Giáo trình

# College Physics

Science and Technology

## Magnetic Fields and Magnetic Field Lines

Tác giả: OpenStaxCollege

Einstein is said to have been fascinated by a compass as a child, perhaps musing on how the needle felt a force without direct physical contact. His ability to think deeply and clearly about action at a distance, particularly for gravitational, electric, and magnetic forces, later enabled him to create his revolutionary theory of relativity. Since magnetic forces act at a distance, we define a magnetic field to represent magnetic forces. The pictorial representation of magnetic field lines is very useful in visualizing the strength and direction of the magnetic field. As shown in [link], the direction of magnetic field lines is defined to be the direction in which the north end of a compass needle points. The magnetic field is traditionally called the B-field.

Small compasses used to test a magnetic field will not disturb it. (This is analogous to the way we tested electric fields with a small test charge. In both cases, the fields represent only the object creating them and not the probe testing them.) [link] shows how the magnetic field appears for a current loop and a long straight wire, as could be explored with small compasses. A small compass placed in these fields will align itself parallel to the field line at its location, with its north pole pointing in the direction of B. Note the symbols used for field into and out of the paper.

Extensive exploration of magnetic fields has revealed a number of hard-and-fast rules. We use magnetic field lines to represent the field (the lines are a pictorial tool, not a physical entity in and of themselves). The properties of magnetic field lines can be summarized by these rules:

1. The direction of the magnetic field is tangent to the field line at any point in space. A small compass will point in the direction of the field line.
2. The strength of the field is proportional to the closeness of the lines. It is exactly proportional to the number of lines per unit area perpendicular to the lines (called the areal density).
3. Magnetic field lines can never cross, meaning that the field is unique at any point in space.
4. Magnetic field lines are continuous, forming closed loops without beginning or end. They go from the north pole to the south pole.

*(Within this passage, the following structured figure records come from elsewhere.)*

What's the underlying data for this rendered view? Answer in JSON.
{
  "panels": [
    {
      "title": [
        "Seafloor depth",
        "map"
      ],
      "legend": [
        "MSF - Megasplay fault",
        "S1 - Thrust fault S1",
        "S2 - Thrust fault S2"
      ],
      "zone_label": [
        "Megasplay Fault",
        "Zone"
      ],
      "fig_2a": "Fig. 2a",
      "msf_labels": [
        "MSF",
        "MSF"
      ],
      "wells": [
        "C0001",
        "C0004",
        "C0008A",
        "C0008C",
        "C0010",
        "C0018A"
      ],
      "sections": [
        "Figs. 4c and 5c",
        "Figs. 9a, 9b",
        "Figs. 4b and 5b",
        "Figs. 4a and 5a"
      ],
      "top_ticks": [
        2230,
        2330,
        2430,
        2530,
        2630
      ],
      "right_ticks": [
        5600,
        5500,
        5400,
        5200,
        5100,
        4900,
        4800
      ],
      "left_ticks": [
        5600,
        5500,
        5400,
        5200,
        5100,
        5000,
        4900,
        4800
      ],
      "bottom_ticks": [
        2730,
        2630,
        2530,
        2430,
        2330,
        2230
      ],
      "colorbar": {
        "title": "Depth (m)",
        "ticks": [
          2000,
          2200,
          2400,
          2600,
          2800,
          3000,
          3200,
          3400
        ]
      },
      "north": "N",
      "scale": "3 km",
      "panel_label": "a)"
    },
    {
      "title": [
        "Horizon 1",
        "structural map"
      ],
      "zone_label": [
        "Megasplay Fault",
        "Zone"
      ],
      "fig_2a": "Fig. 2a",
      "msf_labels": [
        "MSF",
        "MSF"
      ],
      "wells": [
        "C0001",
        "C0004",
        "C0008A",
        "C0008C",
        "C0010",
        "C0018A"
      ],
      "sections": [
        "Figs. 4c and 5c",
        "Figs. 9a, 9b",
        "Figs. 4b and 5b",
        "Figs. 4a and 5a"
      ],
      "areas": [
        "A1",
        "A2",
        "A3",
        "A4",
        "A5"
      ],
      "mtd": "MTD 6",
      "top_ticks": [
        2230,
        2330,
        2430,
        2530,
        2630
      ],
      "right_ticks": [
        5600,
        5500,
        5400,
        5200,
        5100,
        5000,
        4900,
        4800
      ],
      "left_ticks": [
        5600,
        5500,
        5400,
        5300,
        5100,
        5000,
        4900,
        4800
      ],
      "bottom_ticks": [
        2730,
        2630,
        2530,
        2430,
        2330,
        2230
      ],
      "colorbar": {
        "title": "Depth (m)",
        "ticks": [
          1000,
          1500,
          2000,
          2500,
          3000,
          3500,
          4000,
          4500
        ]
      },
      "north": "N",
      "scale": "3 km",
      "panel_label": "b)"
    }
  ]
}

The last property is related to the fact that the north and south poles cannot be separated. It is a distinct difference from electric field lines, which begin and end on the positive and negative charges. If magnetic monopoles existed, then magnetic field lines would begin and end on them.

# Section Summary

• Magnetic fields can be pictorially represented by magnetic field lines, the properties of which are as follows:
1. The field is tangent to the magnetic field line.
2. Field strength is proportional to the line density.
3. Field lines cannot cross.
4. Field lines are continuous loops.

# Conceptual Questions

Explain why the magnetic field would not be unique (that is, not have a single value) at a point in space where magnetic field lines might cross. (Consider the direction of the field at such a point.)

List the ways in which magnetic field lines and electric field lines are similar. For example, the field direction is tangent to the line at any point in space. Also list the ways in which they differ. For example, electric force is parallel to electric field lines, whereas magnetic force on moving charges is perpendicular to magnetic field lines.

Noting that the magnetic field lines of a bar magnet resemble the electric field lines of a pair of equal and opposite charges, do you expect the magnetic field to rapidly decrease in strength with distance from the magnet? Is this consistent with your experience with magnets?

Is the Earth’s magnetic field parallel to the ground at all locations? If not, where is it parallel to the surface? Is its strength the same at all locations? If not, where is it greatest?